Although iron-deficiency anemia is common during pregnancy, left untreated, women have a higher risk for premature and low birth weight babies. The primary reason women are more likely to be iron deficient during pregnancy is due to the normal increase in water in the body.
“Even though you have the same number of red blood cells, there’s more volume for them to circulate around,” Gaither said. Plus, iron stores can be depleted because they’re needed for the placenta and the baby. If you had an iron-deficiency prior to pregnancy or are having multiples, your risk is even higher.
According to the American Academy of Dermatology, 80 million men and women experience hereditary hair loss, or what’s known as male pattern baldness. If you notice more hair in your brush or your hair is thinning, it might be that you’re anemic. It could also be a vitamin deficiency or a hormonal condition like hypothyroidism so bring it up to your doctor.

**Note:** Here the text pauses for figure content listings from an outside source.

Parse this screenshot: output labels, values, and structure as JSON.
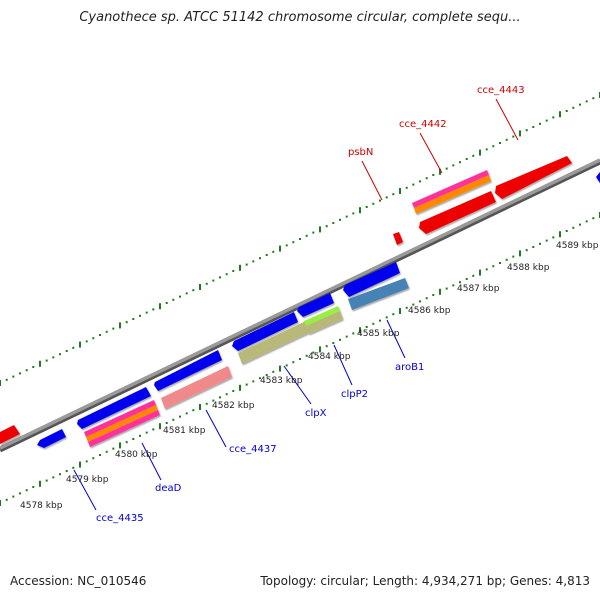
{
  "title": "Cyanothece sp. ATCC 51142 chromosome circular, complete sequ...",
  "footer": {
    "accession": "Accession: NC_010546",
    "topology": "Topology: circular; Length: 4,934,271 bp; Genes: 4,813"
  },
  "colors": {
    "backbone": "#888888",
    "ticks": "#1f7a1f",
    "label_forward": "#cc0000",
    "label_reverse": "#0000cc"
  },
  "scale_labels": [
    "4578 kbp",
    "4579 kbp",
    "4580 kbp",
    "4581 kbp",
    "4582 kbp",
    "4583 kbp",
    "4584 kbp",
    "4585 kbp",
    "4586 kbp",
    "4587 kbp",
    "4588 kbp",
    "4589 kbp"
  ],
  "gene_labels": [
    {
      "text": "cce_4443",
      "strand": "forward"
    },
    {
      "text": "cce_4442",
      "strand": "forward"
    },
    {
      "text": "psbN",
      "strand": "forward"
    },
    {
      "text": "aroB1",
      "strand": "reverse"
    },
    {
      "text": "clpP2",
      "strand": "reverse"
    },
    {
      "text": "clpX",
      "strand": "reverse"
    },
    {
      "text": "cce_4437",
      "strand": "reverse"
    },
    {
      "text": "deaD",
      "strand": "reverse"
    },
    {
      "text": "cce_4435",
      "strand": "reverse"
    }
  ]
}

Dark, tar-colored stools, blood in the stool or bleeding from the rectum could signal anemia. Yet it could also be a GI condition like Crohn’s disease or stomach or colon cancer so it’s important to see your doctor immediately. Abdominal discomfort or a change in your bowel habits are also important signs to look for.
How to get enough iron.
Experts agree, if you have iron-deficiency anemia, your doctor will likely run more tests and look at your medical history to find the root cause of it. “Its not enough to know you’re iron deficient, the question is why?” Jacoub said. If you’re pregnant, be sure to keep your prenatal appointments and always get your blood tests done to make sure your levels are sufficient.
Iron-rich foods including red meat, liver, oysters, beans, dark green leafy vegetables, dried fruit and iron-fortified cereal can give you what you need.
Your doctor may also recommend a daily multivitamin and an iron supplement. There are also food-based iron supplements that are non-constipating and for women, can be taken only around their periods, Cohen said.